$WLD Regarding when AGI (Artificial General Intelligence) will be realized, experts in the industry have widely varying predictions, with the following main viewpoints:

Optimist perspective

Some tech leaders and entrepreneurs (such as OpenAI CEO Sam Altman and NVIDIA CEO Jensen Huang) have predicted that AGI could be achieved within the next five years, meaning that we could see 'human-level' artificial intelligence as soon as around 2025. Huang believes that as long as AI can pass various 'human tests,' it indicates that the realization of AGI is not far off; Altman has also expressed an optimistic expectation for the early realization of AGI.

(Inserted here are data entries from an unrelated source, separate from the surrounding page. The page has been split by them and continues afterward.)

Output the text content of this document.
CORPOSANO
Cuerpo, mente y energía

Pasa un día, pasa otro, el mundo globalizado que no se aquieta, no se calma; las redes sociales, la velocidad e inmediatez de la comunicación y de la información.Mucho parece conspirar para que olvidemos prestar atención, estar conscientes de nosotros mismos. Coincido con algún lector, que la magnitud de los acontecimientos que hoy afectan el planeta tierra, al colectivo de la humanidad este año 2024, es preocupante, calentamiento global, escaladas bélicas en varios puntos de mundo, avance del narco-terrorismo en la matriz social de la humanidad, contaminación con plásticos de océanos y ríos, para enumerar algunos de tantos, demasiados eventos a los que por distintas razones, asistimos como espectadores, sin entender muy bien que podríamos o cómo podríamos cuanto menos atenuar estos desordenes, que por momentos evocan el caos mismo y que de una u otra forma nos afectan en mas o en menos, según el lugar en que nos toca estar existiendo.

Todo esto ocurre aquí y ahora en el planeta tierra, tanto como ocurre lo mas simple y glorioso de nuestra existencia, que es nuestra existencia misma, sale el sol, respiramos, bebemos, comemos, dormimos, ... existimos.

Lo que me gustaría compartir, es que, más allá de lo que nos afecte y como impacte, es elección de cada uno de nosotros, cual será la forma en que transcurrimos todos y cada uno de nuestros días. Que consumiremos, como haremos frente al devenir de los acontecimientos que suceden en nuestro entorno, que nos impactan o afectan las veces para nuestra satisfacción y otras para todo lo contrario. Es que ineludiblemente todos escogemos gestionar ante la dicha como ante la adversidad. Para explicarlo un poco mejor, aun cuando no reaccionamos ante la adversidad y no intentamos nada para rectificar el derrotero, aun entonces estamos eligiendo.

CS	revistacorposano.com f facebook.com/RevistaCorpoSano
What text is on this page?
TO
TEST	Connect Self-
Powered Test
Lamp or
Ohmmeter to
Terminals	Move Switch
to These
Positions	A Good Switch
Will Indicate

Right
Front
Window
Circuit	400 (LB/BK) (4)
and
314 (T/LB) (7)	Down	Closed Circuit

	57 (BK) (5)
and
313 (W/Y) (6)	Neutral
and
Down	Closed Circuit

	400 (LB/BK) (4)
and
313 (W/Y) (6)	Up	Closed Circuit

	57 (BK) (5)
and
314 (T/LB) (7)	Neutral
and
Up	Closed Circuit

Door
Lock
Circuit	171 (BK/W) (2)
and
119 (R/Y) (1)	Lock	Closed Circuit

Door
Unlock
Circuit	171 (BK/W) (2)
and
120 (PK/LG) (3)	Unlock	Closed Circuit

Neutral or incrementalist perspective

Other experts believe that although AGI is continuously progressing, its realization is an incremental process that may take a longer time to achieve capabilities comparable to or surpassing humans in multiple fields. For example, Anthropic CEO Dario Amodei and Google DeepMind founder Demis Hassabis have stated that the time window for achieving AGI may be around 2030 or even longer.

Conservative perspective

Some scholars and researchers hold a conservative attitude towards achieving AGI, believing that current technology—especially deep learning methods relying on large-scale language models (LLMs)—still has many fundamental limitations (such as common sense reasoning, dynamic learning, and truly understanding human emotions), and thus AGI may still take decades to realize or could face technological bottleneck issues.

Comprehensive analysis

Overall, there is no unified answer regarding the timeline for achieving AGI. Optimists advocate for achieving it within five years, while neutral parties generally believe it may take ten years or longer, and conservatives still see achieving AGI as a long-term goal. Key factors include:

Computing power and hardware development: Stronger computing resources and more efficient chips are the foundation for achieving AGI.

Algorithm breakthrough: Relying solely on expanding the scale of existing models may not be sufficient to achieve true general intelligence. Significant progress is also needed in reasoning, common sense, and adaptability.

Data and evaluation: High-quality, diverse data and more effective evaluation standards are also important conditions for achieving AGI.

Therefore, whether AGI can be achieved within five years remains highly uncertain. For investors and policymakers, focusing more on the trends of technological development and potential risks, while maintaining an open discussion and cautious attitude, is a more realistic strategy.

The above views are for academic discussion and informational reference only and do not constitute any investment advice or decision-making basis.